# WHY?? Breaking tons of needles during first stitch



## chance (Oct 3, 2007)

Hello, I am using a tajima 1201 and trying to stitch on hats.

However, I am breaking many needles on the first stitch on my design. I am doing a 1.85" "O" in the middle of the hat. 

So I center the needle where I need to and then hold down "start" to walk it the first few stitches, and the needle seems to break every other time when it is doing the first stitch.

I am stitching on a Port & Company 6-panel structured hat.

PLEASE HELP!!!


----------



## chance (Oct 3, 2007)

And I am using a 75/11 sharp point needle.


----------



## mrblfx (Feb 18, 2009)

not sure but it kinda sounds like the hat is flexing and causing
the needle to bend and then break when it goes to pick up the bobbin thread.I would make sure the hat is hooped snug in the 
cap frame and try that.

JIM


----------



## fishnstk (Oct 12, 2005)

Chance, I am not familiar with your machine, but do you have different needle plates for the machine. Usually one for flats and one for caps. Also is your thread path correct make sure the thread has not come off the tension knob, had this happen several times. The thread got wrapped around underneith and would break the needle everytime. Good luck and hope this helps.


----------



## selanac (Jan 8, 2007)

I'm guessing you have too many stops in your design.


----------



## tfalk (Apr 3, 2008)

Try an 80/12 needle and move the first stitch so it is not on the center seam. What software are you using? Someone should be able to tell you how to adjust the entry point of the design.


----------



## dgeorge (Jan 30, 2011)

if you use the machine flat(border frame)you have the same problem?
for hook timing adj. are some videos at Embroidery Machine Sales and Apparel Decorating Solutions by Hirsch
look if the needle is the middle of needle plate-push down with hand the needle bar and rotate with hand the shaft.
take off the needle plate and look if the movable knife is open or in good position(under the fixed knife)


----------



## chance (Oct 3, 2007)

I figured it out. It was the needle plate. I did not know that I had a different one for hats.

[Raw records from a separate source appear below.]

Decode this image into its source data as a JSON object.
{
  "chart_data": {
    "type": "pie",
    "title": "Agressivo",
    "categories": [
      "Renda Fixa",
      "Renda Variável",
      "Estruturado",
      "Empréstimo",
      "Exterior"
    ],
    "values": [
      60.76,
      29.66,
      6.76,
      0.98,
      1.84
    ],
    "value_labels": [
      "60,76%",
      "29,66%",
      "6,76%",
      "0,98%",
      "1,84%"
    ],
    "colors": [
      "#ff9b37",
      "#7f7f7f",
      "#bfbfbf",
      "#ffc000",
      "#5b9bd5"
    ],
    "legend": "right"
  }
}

Thanks for all of the help from everyone though!


----------



## digitizewedo (Nov 2, 2010)

is your machine setup for caps, if its breaking on every attempt check that the machine is set up for the right format , there should be something called flat and or cylinder... on some machines its called flat .. and cap.. if the setting is wrong the distance to the bobbin will be wrong for the application and it will snap the needle instantly


----------